Cost respectively revenue type accounting creates transparency concerning the question “Where are which costs and revenues accrued?” which enables management of the IT organizational units in terms of budget compliance and economically reasonable behavior. Cost center accounting usually reflects the organizational structure of the IT of the cost, service, or profit center. In practice, starting as a cost or service center with the possibility to develop into a profit center can often be recommended. The herewith related lifting of the obligation to contract should be carried out step by step and after a trial period. From the standpoint of transparency, cost centers are transparent with respect to costs or investments, but tend to be rather lacking in transparency with regard to the services. Service centers, on the other hand, are transparent in both respects, while profit centers, owing to their orientation to external business, focus on the transparency of their services.
If cost center accounting and activity accounting are combined, questions about the profit of individual IT sectors, the utilization of their capacity, the market conformity of their unit costs, and the service relationships among the individual IT sectors can be answered. The performance of the individual IT sectors can be answered by means of activity accounting, enabling planning or demand oriented management of service capacities, in turn providing the basis for the identification of potential cost optimizations.

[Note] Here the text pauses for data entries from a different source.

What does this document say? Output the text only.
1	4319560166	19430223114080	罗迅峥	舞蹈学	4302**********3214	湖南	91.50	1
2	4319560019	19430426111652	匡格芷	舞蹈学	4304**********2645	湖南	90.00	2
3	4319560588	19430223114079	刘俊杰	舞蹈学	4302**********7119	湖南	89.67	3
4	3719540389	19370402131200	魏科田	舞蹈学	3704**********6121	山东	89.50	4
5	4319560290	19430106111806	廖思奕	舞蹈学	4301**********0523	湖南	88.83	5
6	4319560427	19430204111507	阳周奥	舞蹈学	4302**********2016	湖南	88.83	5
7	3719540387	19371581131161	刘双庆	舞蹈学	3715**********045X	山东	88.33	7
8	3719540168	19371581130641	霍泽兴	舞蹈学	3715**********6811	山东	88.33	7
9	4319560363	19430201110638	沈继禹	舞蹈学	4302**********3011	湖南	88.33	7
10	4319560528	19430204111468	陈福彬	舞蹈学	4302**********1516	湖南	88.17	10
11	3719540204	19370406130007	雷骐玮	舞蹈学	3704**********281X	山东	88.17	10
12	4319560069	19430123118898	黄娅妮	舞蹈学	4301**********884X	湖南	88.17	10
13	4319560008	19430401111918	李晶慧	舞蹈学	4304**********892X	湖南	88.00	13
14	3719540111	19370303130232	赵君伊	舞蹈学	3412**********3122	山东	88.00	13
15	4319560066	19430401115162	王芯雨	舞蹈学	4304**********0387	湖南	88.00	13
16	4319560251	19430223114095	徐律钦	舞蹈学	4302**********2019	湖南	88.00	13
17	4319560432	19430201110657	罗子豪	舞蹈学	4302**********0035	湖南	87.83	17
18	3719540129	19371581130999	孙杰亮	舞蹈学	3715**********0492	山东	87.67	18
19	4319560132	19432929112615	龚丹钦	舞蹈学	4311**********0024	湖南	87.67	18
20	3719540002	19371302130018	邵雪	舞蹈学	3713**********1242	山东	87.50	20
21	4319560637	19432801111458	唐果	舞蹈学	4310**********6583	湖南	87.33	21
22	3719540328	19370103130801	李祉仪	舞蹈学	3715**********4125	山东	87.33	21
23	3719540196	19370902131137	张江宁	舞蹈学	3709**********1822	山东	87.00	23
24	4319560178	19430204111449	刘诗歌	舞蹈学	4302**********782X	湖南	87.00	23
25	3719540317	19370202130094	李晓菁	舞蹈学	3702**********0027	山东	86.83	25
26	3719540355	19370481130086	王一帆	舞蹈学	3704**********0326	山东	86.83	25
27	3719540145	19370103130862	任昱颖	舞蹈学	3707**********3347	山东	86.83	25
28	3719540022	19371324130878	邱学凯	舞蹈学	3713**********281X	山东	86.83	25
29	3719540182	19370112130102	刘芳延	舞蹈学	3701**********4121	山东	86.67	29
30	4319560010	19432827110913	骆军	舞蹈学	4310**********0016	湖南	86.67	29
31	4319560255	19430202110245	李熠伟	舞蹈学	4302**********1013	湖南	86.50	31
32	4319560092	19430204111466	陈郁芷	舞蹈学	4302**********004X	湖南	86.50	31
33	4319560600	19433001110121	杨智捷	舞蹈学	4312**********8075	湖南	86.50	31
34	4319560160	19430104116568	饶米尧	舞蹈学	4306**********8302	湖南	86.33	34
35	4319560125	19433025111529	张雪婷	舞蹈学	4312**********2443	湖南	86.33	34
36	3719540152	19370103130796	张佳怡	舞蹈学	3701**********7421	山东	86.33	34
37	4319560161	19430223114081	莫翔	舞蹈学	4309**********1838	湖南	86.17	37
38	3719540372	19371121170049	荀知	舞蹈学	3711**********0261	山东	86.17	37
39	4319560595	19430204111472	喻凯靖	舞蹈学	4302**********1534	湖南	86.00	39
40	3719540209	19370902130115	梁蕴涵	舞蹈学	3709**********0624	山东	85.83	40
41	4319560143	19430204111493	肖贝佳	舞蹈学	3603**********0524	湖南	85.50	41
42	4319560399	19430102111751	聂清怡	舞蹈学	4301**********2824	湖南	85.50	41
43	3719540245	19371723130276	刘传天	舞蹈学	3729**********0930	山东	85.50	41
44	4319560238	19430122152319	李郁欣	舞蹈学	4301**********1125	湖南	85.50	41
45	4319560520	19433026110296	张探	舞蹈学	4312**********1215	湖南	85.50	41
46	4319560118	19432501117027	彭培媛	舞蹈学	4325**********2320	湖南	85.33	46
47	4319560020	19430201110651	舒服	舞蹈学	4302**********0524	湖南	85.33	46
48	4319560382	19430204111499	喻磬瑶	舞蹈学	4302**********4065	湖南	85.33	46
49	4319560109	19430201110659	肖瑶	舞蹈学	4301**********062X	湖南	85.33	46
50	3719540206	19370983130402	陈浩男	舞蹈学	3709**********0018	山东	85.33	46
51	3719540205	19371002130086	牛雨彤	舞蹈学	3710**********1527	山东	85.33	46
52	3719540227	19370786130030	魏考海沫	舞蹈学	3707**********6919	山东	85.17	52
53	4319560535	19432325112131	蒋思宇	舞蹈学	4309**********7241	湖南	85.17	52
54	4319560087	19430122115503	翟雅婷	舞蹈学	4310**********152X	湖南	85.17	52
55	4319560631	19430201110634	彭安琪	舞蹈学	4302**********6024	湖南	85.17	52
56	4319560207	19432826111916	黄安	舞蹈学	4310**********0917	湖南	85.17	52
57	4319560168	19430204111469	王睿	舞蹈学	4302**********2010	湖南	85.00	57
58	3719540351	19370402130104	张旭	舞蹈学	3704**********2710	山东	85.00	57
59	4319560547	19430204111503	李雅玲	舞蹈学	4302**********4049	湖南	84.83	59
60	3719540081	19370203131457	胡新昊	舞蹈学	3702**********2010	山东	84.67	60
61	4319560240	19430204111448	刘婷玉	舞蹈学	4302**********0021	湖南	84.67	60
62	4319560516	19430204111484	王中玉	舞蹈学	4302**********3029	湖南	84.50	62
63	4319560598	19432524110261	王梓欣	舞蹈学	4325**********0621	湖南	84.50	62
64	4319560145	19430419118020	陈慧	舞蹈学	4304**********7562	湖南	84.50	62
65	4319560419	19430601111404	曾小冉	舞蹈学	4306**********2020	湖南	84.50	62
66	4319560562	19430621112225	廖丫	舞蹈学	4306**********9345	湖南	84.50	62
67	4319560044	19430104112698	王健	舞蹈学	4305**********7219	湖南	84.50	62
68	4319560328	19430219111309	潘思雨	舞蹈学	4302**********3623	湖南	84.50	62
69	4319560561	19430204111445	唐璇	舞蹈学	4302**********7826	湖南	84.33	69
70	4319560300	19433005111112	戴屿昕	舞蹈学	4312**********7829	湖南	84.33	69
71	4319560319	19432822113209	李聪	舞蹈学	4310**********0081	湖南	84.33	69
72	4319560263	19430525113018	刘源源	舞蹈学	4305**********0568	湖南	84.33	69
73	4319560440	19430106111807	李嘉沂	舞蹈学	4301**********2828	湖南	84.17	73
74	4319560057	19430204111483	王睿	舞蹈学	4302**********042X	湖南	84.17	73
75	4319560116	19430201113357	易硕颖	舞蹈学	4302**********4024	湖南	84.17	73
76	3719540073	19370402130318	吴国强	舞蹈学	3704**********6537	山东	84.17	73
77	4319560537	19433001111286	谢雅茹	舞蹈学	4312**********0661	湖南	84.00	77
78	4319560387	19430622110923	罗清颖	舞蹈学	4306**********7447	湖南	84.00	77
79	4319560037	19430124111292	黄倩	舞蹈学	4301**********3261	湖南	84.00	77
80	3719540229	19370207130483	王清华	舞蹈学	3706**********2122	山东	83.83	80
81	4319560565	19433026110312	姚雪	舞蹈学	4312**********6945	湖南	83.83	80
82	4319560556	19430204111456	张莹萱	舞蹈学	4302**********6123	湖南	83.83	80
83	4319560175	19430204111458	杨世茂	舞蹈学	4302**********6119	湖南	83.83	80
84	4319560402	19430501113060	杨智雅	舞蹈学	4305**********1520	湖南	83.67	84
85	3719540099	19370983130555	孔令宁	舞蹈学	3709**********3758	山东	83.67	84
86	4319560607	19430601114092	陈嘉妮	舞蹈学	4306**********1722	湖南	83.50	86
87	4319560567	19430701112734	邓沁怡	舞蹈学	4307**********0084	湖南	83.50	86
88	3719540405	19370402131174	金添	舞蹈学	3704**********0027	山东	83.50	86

Cost unit accounting represents the counterpart to the strategically oriented portfolio controlling at the operating level. For this purpose, a cost unit is set up, usually for a limited time, for each individual unit (project, product, contract) and assigned its calculation values so that it is possible to make statements about the profitability of a product (product controlling), a customer contract (contract controlling), or a project (project controlling).
Service structure and reference figures used are decisive for effective activity accounting
The major success factors for effective activity accounting are the structure of the services such as network services, data center operations, or applications management as well as the definition of the correct reference figures for the unit costs. The most important cost drivers for the specific service, e.g. the PC workplace for desktop services, should be selected as the reference figure. On the other hand, technical reference values, partly in very great detail, are frequently used for data center services so that different SLA classes of a service can be reflected in the price model, whereby a tendency towards user or business oriented models can be noted here as well. The structure of the services and the definition of the reference figures for unit costs are decisive with respect to the creation of benchmarkable structures and to the avoidance of step-fixed overhead costs.